Postponing climate measures could prove to be expensive. Three researchers at NHH are in the process of concluding a comprehensive study that quantifies the price the world will have to pay if we cannot find a global solution for carbon taxes to mitigate the harm caused by global warming.
The report A stitch in time saves nine. The costs of postponing action in climate policy was written by professors Stein Ivar Steinshamn and Leif K Sandal in addition to post-doctor Sturla F Kvamsdal - all from the Department of Finance and Management Science at NHH.
In their work, the researchers have calculated the amount of carbon emissions the climate can tolerate, and what the future costs will be if we do not implement measures. Tax levels must be radically increased for each year the implementation of measures is postponed, if we are to be able to return to an almost normal situation.
As the English title indicates: It's better to jump in at the deep end while there's still water to swim in.
Nature's absorption capability
The most surprising aspect of the report from the Institute for Research in Economics and Business Administration (SNF) is the work the researchers have done on calculating nature's ability to tolerate further carbon emissions.
'This is one of the most important points in our research,' says Steinshamn.
'We are using a new approach and are able to calculate nature's ability to absorb and remove carbon dioxide.

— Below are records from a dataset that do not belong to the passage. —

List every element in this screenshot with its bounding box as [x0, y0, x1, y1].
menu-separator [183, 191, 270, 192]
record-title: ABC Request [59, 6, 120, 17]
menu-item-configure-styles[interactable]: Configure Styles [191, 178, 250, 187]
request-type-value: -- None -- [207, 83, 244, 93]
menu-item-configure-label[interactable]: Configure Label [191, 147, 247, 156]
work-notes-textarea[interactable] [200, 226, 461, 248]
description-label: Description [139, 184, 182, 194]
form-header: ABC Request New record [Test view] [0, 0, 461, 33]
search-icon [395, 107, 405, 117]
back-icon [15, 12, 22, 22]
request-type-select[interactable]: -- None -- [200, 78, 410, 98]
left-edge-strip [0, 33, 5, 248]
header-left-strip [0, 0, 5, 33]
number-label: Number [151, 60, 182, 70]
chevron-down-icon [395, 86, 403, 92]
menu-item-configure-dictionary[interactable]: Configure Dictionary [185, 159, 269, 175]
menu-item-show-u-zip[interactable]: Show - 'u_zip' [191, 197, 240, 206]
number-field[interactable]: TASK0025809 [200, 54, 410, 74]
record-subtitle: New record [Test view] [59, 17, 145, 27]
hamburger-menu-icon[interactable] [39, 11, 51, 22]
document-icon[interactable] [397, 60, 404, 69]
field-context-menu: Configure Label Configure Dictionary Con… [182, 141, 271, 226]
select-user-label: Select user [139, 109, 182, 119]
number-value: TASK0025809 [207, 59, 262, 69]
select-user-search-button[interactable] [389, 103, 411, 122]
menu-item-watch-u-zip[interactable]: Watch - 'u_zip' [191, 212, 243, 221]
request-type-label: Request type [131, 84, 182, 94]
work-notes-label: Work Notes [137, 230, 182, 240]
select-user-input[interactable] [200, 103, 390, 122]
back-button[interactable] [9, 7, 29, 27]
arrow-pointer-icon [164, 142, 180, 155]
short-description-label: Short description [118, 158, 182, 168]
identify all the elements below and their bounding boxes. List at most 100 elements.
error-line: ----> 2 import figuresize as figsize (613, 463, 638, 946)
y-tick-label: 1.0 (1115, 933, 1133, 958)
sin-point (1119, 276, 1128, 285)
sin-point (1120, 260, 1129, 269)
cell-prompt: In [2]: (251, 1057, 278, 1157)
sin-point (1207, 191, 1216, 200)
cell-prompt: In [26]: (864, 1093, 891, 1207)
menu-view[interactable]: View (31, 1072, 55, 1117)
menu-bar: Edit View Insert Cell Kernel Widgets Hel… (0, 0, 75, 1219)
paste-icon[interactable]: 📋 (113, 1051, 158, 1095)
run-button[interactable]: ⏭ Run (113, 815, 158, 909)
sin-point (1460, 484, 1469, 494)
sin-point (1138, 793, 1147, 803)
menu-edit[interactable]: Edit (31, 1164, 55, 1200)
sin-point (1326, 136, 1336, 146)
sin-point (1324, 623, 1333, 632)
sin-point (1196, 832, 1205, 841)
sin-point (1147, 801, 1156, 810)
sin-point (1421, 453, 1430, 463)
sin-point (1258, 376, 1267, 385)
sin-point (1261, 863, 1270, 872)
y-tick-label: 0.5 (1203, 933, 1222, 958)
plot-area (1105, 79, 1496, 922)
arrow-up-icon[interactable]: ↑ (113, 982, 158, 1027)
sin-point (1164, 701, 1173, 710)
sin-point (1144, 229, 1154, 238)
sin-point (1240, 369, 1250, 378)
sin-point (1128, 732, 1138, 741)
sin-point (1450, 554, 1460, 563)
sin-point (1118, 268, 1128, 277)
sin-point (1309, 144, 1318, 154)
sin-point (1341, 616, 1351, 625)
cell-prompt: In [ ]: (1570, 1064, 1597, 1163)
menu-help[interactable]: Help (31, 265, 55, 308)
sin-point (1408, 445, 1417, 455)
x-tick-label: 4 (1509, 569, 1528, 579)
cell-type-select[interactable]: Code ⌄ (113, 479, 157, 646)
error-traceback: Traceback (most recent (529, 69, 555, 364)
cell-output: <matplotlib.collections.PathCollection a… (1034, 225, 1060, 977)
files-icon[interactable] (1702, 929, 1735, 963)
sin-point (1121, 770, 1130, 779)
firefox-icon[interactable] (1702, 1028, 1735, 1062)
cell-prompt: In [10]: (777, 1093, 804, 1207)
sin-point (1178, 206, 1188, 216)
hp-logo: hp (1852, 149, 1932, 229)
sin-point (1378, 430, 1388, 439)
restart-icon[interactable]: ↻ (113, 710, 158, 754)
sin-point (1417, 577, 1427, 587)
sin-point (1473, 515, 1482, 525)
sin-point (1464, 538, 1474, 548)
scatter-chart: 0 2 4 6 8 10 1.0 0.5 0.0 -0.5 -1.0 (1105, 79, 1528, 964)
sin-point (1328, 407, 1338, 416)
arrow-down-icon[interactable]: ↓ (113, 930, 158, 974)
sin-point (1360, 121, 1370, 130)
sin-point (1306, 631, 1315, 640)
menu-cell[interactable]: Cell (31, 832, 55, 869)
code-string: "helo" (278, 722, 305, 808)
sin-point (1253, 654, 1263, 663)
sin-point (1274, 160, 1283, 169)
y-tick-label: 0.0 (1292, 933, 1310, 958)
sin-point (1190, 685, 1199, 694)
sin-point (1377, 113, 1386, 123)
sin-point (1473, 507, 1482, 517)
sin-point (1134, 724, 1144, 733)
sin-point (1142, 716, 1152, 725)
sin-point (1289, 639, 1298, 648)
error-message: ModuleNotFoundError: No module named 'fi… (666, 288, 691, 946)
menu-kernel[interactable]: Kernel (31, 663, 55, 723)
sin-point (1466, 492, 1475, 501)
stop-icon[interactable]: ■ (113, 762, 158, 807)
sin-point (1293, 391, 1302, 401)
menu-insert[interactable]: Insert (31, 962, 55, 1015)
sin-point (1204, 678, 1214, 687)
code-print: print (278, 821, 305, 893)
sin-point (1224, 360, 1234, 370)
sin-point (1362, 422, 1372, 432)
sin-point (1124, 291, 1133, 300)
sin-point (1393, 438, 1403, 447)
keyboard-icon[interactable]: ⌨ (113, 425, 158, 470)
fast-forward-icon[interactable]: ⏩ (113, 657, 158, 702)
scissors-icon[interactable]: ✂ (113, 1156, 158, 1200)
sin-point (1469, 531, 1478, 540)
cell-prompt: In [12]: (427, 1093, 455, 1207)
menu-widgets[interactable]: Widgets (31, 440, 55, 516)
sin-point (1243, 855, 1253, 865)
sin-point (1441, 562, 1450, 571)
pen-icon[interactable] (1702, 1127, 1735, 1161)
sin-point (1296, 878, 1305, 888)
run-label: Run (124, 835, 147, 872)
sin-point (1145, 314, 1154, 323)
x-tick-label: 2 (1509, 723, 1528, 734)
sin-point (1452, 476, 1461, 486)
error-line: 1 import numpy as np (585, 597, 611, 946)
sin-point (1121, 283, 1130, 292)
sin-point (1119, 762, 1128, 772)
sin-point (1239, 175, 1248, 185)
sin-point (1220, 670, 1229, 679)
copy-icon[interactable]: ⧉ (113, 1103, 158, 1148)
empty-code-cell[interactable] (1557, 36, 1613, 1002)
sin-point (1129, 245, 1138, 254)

Some analyses assume that the ability to remove or absorb carbon dioxide increases in proportion with the level of concentration. We are finding signs that the absorption ability is flattening out, which means that nature is becoming less able to help to remove carbon dioxide.'
The researchers have found that the absorption ability is quite low compared to that found in several other analyses, for instance by the UN's climate panel.
'In this part of our research we used well-known data series published by NASA, among others, and we used sophisticated methods, so we feel confident about this part of the model. These estimates are trustworthy,' says Professor Steinshamn from the Department of Finance and Management Science.
The other part of the analysis is the damage function, and the researchers believe this is more speculative, as it is impossible to assess the scope of the harm without a comparable universe that is unharmed.
The Stern report
The Stern report, written by economist Nicholas Stern on assignment for the British government in 2006, states that it will cost approximately one per cent of the world's GDP over several decades if we are to prevent dangerous global warming. He now believes, and many researchers support this view, that it will cost twice as much to prevent a rise in temperature that will put people in direct danger.
'The figure is now around one per cent, and in the next hundred years, it will rise to two per cent. That's our base scenario, and based on these calculations, in order to prevent dramatic global warming, the tax level will have to increase by three per cent a year if it is postponed,' says Steinshamn.
If we introduce an optimal tax, it will lead to a stable situation in the long term. The situation depends on the scenario, but in most scenarios, this means a certain increase in the concentration level compared with the current situation.